Line chart showing annual change in regular pay in Great Britain adjusted for CPI inflation, from July to September 2014 to July to September 2024. Figures exclude bonuses and pay arrears, and account for seasonal variation. In the year July to September 2014, real wages fell by 0.3%, and then fluctuated between positive and negative growth before hitting a high of 5.3% in mid-2021. They then hit a low of -4.1% in mid-2022, before rising again to 2.7% in July to September 2024.

The lender of England closely watches the jobs data when making decisions on profit rates.

It cut rates for the second period this year last week, with expense boost below its 2% target at 1.7%.

Ms McKeown said the ONS recognised that issues with its numbers were affecting the central lender, and that it was working to enhance it as quickly as feasible.

The latest ONS figures are supported by anecdotal reports that some businesses, already facing higher costs, paused hiring ahead of the budget.

Supermarkets including Asda and Sainsbury’s and High Street giant Marks and Spencer have said they face a steep rise in costs as a outcome of the hike in National Insurance contributions (NICs) and increases to the minimum wage from April under measures outlined in Chancellor Rachel Reeves’ first budget.

The responsibility rises have led to concerns from businesses that they might have to cut back on hiring, restrict wage increases for staff, or raise prices.

While community sector pay awards granted by the government will feed through to official figures over the rest of the year, economists have warned the forthcoming rise in employers’ NICs could squeeze those in the private sector.

Alexandra Hall-Chen, capital policy adviser for employment at the Institute of Directors, said that the measures in the Employment Rights statement and responsibility rises were “taking a solemn toll on hiring intentions”.

“The cumulative result of these changes will ultimately be to stifle job creation… [the government] needs to urgently address business’ concerns about the increased risks and costs associated with employing staff,” she added.

‘If you desire to retain staff, you require to boost pay’

Wendy Jones-Blackett Wendy Jones-Blackett looks down the barrel of the camera as she poses in front of a selection of greeting cards covered in stars, cars and Christmas trees.
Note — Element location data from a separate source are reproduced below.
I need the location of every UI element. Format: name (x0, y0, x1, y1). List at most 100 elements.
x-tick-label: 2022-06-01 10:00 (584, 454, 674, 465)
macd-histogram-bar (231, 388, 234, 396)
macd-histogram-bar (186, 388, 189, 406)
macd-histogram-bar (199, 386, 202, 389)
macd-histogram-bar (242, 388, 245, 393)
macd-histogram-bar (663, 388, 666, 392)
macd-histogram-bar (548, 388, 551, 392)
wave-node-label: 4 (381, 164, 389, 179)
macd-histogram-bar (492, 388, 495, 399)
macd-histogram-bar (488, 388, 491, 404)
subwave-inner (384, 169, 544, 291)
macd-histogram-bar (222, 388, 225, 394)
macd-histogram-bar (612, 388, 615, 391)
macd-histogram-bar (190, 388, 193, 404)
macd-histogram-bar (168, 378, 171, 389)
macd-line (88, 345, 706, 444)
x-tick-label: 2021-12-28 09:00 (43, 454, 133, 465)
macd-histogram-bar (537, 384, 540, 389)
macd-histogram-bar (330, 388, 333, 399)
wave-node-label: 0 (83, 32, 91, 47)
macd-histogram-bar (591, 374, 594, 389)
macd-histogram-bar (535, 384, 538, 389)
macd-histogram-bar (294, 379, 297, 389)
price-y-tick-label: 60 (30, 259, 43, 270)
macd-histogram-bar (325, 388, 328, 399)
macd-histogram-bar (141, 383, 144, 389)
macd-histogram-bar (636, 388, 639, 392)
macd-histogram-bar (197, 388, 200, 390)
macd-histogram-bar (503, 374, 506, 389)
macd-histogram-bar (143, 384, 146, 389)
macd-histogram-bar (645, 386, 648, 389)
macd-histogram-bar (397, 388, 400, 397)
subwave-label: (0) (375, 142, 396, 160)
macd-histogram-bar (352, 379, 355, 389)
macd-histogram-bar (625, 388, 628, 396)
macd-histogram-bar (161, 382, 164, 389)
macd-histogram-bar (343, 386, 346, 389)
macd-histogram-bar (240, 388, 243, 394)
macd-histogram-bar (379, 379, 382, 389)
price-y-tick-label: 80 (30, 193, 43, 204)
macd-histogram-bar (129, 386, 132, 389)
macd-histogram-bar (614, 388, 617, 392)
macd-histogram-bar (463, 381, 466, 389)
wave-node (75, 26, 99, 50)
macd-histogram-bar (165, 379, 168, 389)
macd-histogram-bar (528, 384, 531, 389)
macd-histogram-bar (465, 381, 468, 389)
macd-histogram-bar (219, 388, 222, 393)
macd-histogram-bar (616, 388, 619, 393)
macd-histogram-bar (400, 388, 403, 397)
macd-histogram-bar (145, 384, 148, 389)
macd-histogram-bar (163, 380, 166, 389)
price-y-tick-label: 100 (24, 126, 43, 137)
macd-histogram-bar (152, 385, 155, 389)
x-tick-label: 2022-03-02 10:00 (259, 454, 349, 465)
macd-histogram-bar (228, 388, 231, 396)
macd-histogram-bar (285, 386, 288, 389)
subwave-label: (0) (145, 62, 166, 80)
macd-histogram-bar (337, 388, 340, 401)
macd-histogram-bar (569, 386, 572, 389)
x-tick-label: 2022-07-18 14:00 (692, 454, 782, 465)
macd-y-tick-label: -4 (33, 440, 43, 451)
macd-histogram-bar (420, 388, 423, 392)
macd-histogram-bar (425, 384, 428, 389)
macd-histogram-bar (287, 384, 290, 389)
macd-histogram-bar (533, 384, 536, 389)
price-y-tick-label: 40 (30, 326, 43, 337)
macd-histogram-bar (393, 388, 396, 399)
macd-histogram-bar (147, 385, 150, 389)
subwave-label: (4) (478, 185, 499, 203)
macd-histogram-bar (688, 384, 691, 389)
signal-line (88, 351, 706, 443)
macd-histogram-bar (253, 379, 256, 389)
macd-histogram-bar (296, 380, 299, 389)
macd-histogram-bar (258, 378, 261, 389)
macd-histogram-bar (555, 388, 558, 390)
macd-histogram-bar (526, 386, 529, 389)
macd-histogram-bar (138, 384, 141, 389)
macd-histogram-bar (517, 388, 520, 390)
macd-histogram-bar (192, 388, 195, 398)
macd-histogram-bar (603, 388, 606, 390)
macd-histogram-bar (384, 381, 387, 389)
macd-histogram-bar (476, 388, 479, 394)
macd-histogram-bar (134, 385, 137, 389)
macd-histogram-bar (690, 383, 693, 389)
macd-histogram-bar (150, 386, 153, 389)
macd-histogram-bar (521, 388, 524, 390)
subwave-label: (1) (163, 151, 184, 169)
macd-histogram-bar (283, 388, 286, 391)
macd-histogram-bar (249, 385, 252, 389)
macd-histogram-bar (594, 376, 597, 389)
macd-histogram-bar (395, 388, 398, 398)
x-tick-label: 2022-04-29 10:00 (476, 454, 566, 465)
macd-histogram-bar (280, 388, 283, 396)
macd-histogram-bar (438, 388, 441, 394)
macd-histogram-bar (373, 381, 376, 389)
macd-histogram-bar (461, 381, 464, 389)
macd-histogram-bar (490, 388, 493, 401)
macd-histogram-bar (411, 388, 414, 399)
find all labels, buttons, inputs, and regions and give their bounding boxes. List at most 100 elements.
She is wearing a black turtleneck jumper and has loose blonde hair and black-framed glassesWendy Jones-Blackett

Wendy Jones-Blackett, from Chapel Allerton, near Leeds, specialises in designing and making handmade greeting cards.

She told the BBC that while her tiny business employs seven workers, companies it sub-contracts for printing and storage would likely be more affected by the government’s budget decisions.
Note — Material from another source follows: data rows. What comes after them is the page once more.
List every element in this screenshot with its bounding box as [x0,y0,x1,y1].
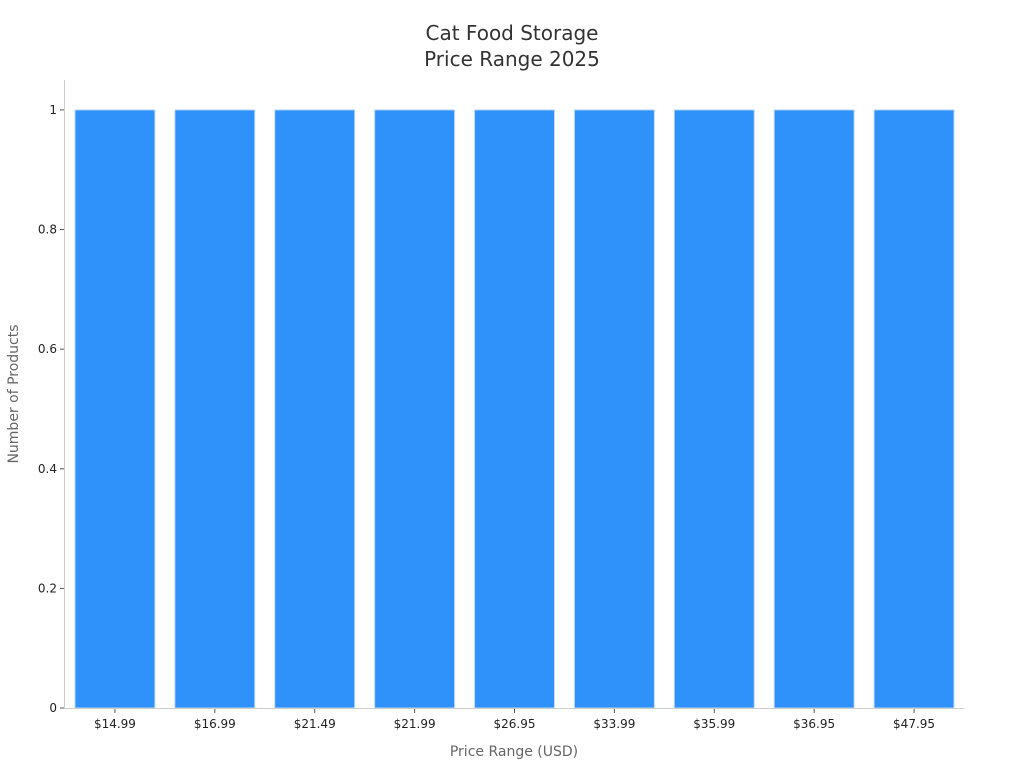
y-axis-title: Number of Products [6,324,22,463]
y-tick-label-5: 0.8 [38,223,57,237]
bar-series [74,109,955,709]
x-tick-label-1: $14.99 [94,717,136,731]
x-tick-label-2: $16.99 [194,717,236,731]
chart-title-line-2: Price Range 2025 [424,47,600,71]
y-tick-label-1: 0 [49,701,57,715]
y-axis-ticks: 0 0.2 0.4 0.6 0.8 1 [38,103,65,715]
x-tick-label-5: $26.95 [494,717,536,731]
bar-9 [873,109,955,709]
y-tick-label-6: 1 [49,103,57,117]
x-axis-title: Price Range (USD) [450,744,578,760]
x-tick-label-9: $47.95 [893,717,935,731]
y-tick-label-3: 0.4 [38,462,57,476]
x-axis-ticks: $14.99 $16.99 $21.49 $21.99 $26.95 $33.99 $35.… [94,708,935,731]
bar-3 [274,109,356,709]
bar-5 [474,109,555,709]
bar-8 [773,109,855,709]
bar-4 [374,109,456,709]
x-tick-label-3: $21.49 [294,717,336,731]
bar-6 [573,109,655,709]
x-tick-label-4: $21.99 [394,717,436,731]
bar-7 [673,109,755,709]
chart-title-line-1: Cat Food Storage [426,21,599,45]
x-tick-label-8: $36.95 [793,717,835,731]
bar-2 [174,109,256,709]
x-tick-label-6: $33.99 [593,717,635,731]
y-tick-label-4: 0.6 [38,342,57,356]
bar-1 [74,109,156,709]
x-tick-label-7: $35.99 [693,717,735,731]
y-tick-label-2: 0.2 [38,581,57,595]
“The thing that we’re having to construct in is that their costs are going to leave up – their services and the things that we buy,” she said.
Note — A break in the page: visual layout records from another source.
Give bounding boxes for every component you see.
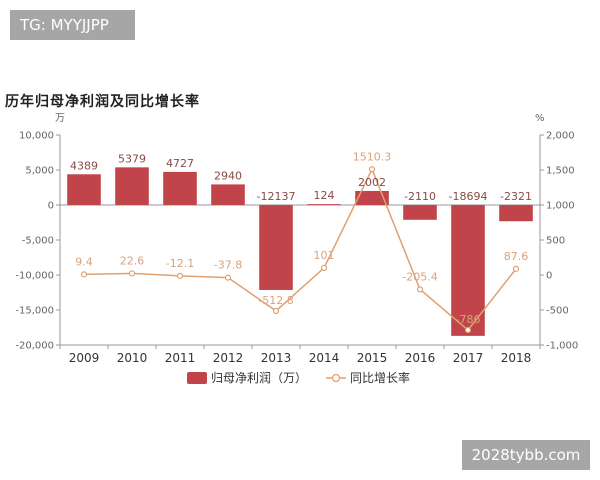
bar-value-label: 4727 xyxy=(166,157,194,170)
x-tick-label: 2010 xyxy=(117,351,148,365)
bar xyxy=(403,205,437,220)
bar-value-label: 124 xyxy=(314,189,335,202)
line-value-label: -12.1 xyxy=(166,257,194,270)
watermark: 2028tybb.com xyxy=(462,440,590,470)
line-value-label: -786 xyxy=(456,313,481,326)
line-value-label: -205.4 xyxy=(402,270,437,283)
y-left-tick-label: 10,000 xyxy=(19,131,54,142)
y-right-tick-label: -500 xyxy=(546,306,569,317)
x-tick-label: 2014 xyxy=(309,351,340,365)
bar-value-label: -2110 xyxy=(404,190,436,203)
line-point xyxy=(80,271,88,278)
line-value-label: 101 xyxy=(314,249,335,262)
line-point xyxy=(464,326,472,334)
x-tick-label: 2013 xyxy=(261,351,292,365)
y-right-tick-label: 500 xyxy=(546,236,565,247)
line-point xyxy=(512,265,520,272)
y-right-tick-label: 1,000 xyxy=(546,201,575,212)
line-point xyxy=(224,274,232,281)
bar xyxy=(307,204,341,206)
legend-line-label: 同比增长率 xyxy=(350,370,410,385)
y-right-tick-label: 0 xyxy=(546,271,552,282)
growth-line xyxy=(83,167,517,332)
y-right-tick-label: 1,500 xyxy=(546,166,575,177)
bar xyxy=(67,174,101,205)
line-point xyxy=(176,272,184,279)
line-point xyxy=(272,307,280,314)
bar xyxy=(211,184,245,205)
bar-value-label: -18694 xyxy=(449,190,488,203)
bar xyxy=(115,167,149,205)
line-value-label: 22.6 xyxy=(120,254,145,267)
bar xyxy=(163,171,197,205)
bar-value-label: 2940 xyxy=(214,169,242,182)
line-point xyxy=(368,166,376,173)
y-right-tick-label: -1,000 xyxy=(546,341,578,352)
line-value-label: 9.4 xyxy=(75,255,93,268)
axes: 万 % 10,000 5,000 0 -5,000 -10,000 -15,000 -20,00… xyxy=(15,113,578,365)
line-series xyxy=(80,166,520,334)
bar-series xyxy=(67,167,533,336)
data-labels: 4389 5379 4727 2940 -12137 124 2002 -2110 -18694… xyxy=(70,150,532,326)
line-point xyxy=(320,264,328,272)
bar-value-label: -12137 xyxy=(257,190,296,203)
chart-title: 历年归母净利润及同比增长率 xyxy=(5,94,200,110)
line-point xyxy=(128,270,136,277)
y-left-tick-label: 0 xyxy=(48,201,54,212)
bar-value-label: -2321 xyxy=(500,190,532,203)
line-value-label: -37.8 xyxy=(214,259,242,272)
y-left-tick-label: 5,000 xyxy=(25,166,54,177)
y-right-unit: % xyxy=(535,113,545,124)
bar xyxy=(259,205,293,290)
legend-line-marker xyxy=(331,373,341,383)
source-tag: TG: MYYJJPP xyxy=(10,10,135,40)
bar-value-label: 4389 xyxy=(70,159,98,172)
y-left-tick-label: -5,000 xyxy=(22,236,54,247)
x-tick-label: 2017 xyxy=(453,351,484,365)
line-value-label: -512.8 xyxy=(258,294,293,307)
bar xyxy=(451,205,485,336)
line-point xyxy=(416,286,424,293)
legend[interactable]: 归母净利润（万） 同比增长率 xyxy=(187,370,410,385)
x-tick-label: 2012 xyxy=(213,351,244,365)
y-left-tick-label: -15,000 xyxy=(15,306,54,317)
y-left-tick-label: -10,000 xyxy=(15,271,54,282)
bar-value-label: 5379 xyxy=(118,152,146,165)
bar-value-label: 2002 xyxy=(358,176,386,189)
legend-bar-label: 归母净利润（万） xyxy=(211,371,307,385)
y-right-tick-label: 2,000 xyxy=(546,131,575,142)
y-left-tick-label: -20,000 xyxy=(15,341,54,352)
line-value-label: 1510.3 xyxy=(353,150,392,163)
x-tick-label: 2011 xyxy=(165,351,196,365)
y-left-unit: 万 xyxy=(55,113,65,124)
bar xyxy=(355,190,389,205)
line-value-label: 87.6 xyxy=(504,250,529,263)
legend-bar-swatch xyxy=(187,372,207,384)
bar xyxy=(499,205,533,222)
x-tick-label: 2018 xyxy=(501,351,532,365)
x-tick-label: 2015 xyxy=(357,351,388,365)
x-tick-label: 2009 xyxy=(69,351,100,365)
x-tick-label: 2016 xyxy=(405,351,436,365)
“It is going to make us question pay rises – if you desire to retain excellent staff, you desire to boost their pay. We desire to do that but we’ll have to temper that with rising costs.”

Another survey by the Recruitment and Employment Confederation and consultancy KPMG recently showed that vacancies fell for the 12th month in a row, suggesting there is less demand for workers.

But Rob Wood, chief UK economist at Pantheon Macroeconomics, said that the lender of England would focus on large trends rather than “tiny data misses” by the ONS when weighing up its next selection around profit rates.

“Unemployment is likely gradually rising, the labour economy is loosening but it remains tight,” he said. “Similarly, wage growth is gradually slowing but remains too high still to deliver expense boost sustainably at target.”

Other economists have said they do not depend the latest figures from the ONS would spur the lender to opt for another rate cut in December.

Work and Pensions Secretary Liz Kendall said that “more needs to be done to enhance living standards”.

The Labour MP said that from April, three million of the lowest-paid workers would advantage from an boost to the minimum wage, known officially as the National Living Wage.